After only seven weeks of being pregnant, Keri Heickert’s life as she knew it was no longer. Hers was a difficult pregnancy. In the fall of 2012 at only 20 weeks along, Keri – who was carrying fraternal twin girls – was admitted to monitored bed rest in Pennsylvania Hospital’s (PAH) Antepartum Unit where specialized care is provided for women experiencing complications of pregnancy.
Exactly two months later to the day, baby Brooklyn and Delaney were born. At three months premature, both had to stay in PAH’s Intensive Care Nursery for 65 days before they could be taken home. “Today, the girls are just amazing,” said Keri. “But back then through my pregnancy and their hospital stay, I just didn’t realize how overwhelming everything was and how much it was affecting me. It was so scary to feel the way I did.”
Then one day, after returning from a long and draining day at the hospital, there was a package on Keri’s front step. "I thought, ‘Really, someone sent a baby gift?’" A fellow preemie mom sent Keri a couple of teeny micro-onesies for the girls. “I was so moved by that gesture and by how much joy it brought that right there and then I promised myself I would pay it forward,” said Keri.
And pay it forward, she does. In January of 2014, Keri founded Sending Love and Hope. Through her organization she has been providing care packages to moms and their ICN babies at PAH with her own funds and with the aid of generous private donations. A group of women volunteers knit sacks from donated yarn for Keri’s gift bundles. Preemies get cute onesies with “Made with Love, Sent with Hope” printed on them along with tiny hats imprinted with “Love and Hope.” High-risk pregnancy moms on bed rest get knitted sacks with dry shampoo, face and body wipes, nail polish, a deck of cards and a blank journal.
“I really want to bring awareness to a mother’s mental state during this distressing time,” said Keri who experienced anxiety attacks, obsessive-compulsive behavior and even postpartum post-traumatic stress disorder. “However, I also want moms to know that – as George Chakiris once said – even in the darkest moments, love and hope, are always possible.”
Shown here are Keri and her daughters and staff of the ICN at Pennsylvania Hospital.
“Keri provides patients with something that money cannot buy and that is hope,” said Elizabeth Quigley, MSN, RNC-OB, manager, ICN Nursery. “It is hard to imagine how much stress our families are under when they have a critically-ill child. Through the generosity of Keri’s organization our families can get some much needed hope and joy.

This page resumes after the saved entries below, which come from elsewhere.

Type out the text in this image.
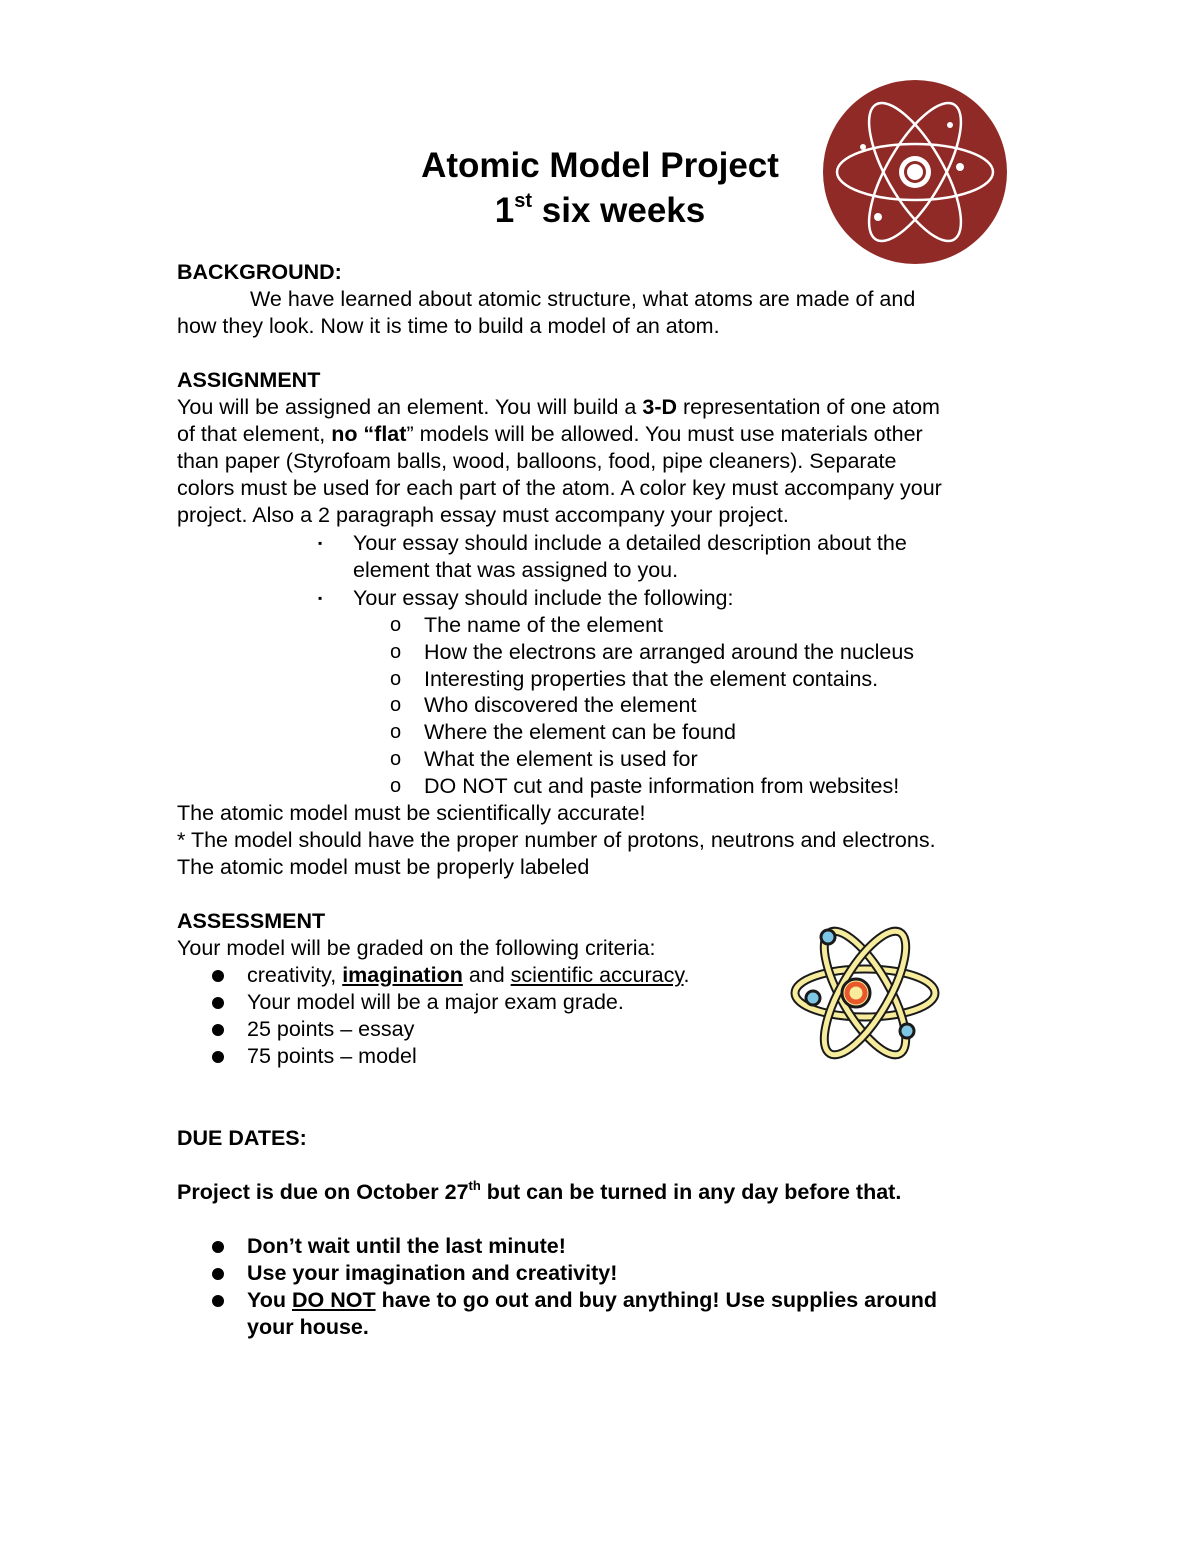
Atomic Model Project
1st six weeks
BACKGROUND:
We have learned about atomic structure, what atoms are made of and
how they look. Now it is time to build a model of an atom.
ASSIGNMENT
You will be assigned an element. You will build a 3-D representation of one atom
of that element, no “flat” models will be allowed. You must use materials other
than paper (Styrofoam balls, wood, balloons, food, pipe cleaners). Separate
colors must be used for each part of the atom. A color key must accompany your
project. Also a 2 paragraph essay must accompany your project.
▪	Your essay should include a detailed description about the
element that was assigned to you.
▪	Your essay should include the following:
o The name of the element
o How the electrons are arranged around the nucleus
o Interesting properties that the element contains.
o Who discovered the element
o Where the element can be found
o What the element is used for
o DO NOT cut and paste information from websites!
The atomic model must be scientifically accurate!
* The model should have the proper number of protons, neutrons and electrons.
The atomic model must be properly labeled
ASSESSMENT
Your model will be graded on the following criteria:
creativity, imagination and scientific accuracy.
Your model will be a major exam grade.
25 points – essay
75 points – model
DUE DATES:
Project is due on October 27th but can be turned in any day before that.
Don’t wait until the last minute!
Use your imagination and creativity!
You DO NOT have to go out and buy anything! Use supplies around
your house.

This goes a long way for our families and their babies.”
Earlier this year, both the Hospital of the University of Pennsylvania and PAH newborn intensive care staff received Penn Medicine CAREs grants to help fund and continue initiatives to address the specific needs of the families of ICN babies. Staff members of the PAH ICN established an education, Parent-to-Parent Mentoring Program and a Parent Advisory Council.
Staff from the Hospital of the University of Pennsylvania’s ICN created Coffee Hour, a parent-led peer support group developed from a core group of former ICN mothers who provided feedback about the type of support helpful during the ICN experience. The Coffee Hour volunteers are parents and ICN staff members who listen to the frustrations and concerns of current NICU families, direct parents to appropriate medical team members for answers, and provide information and resources to families.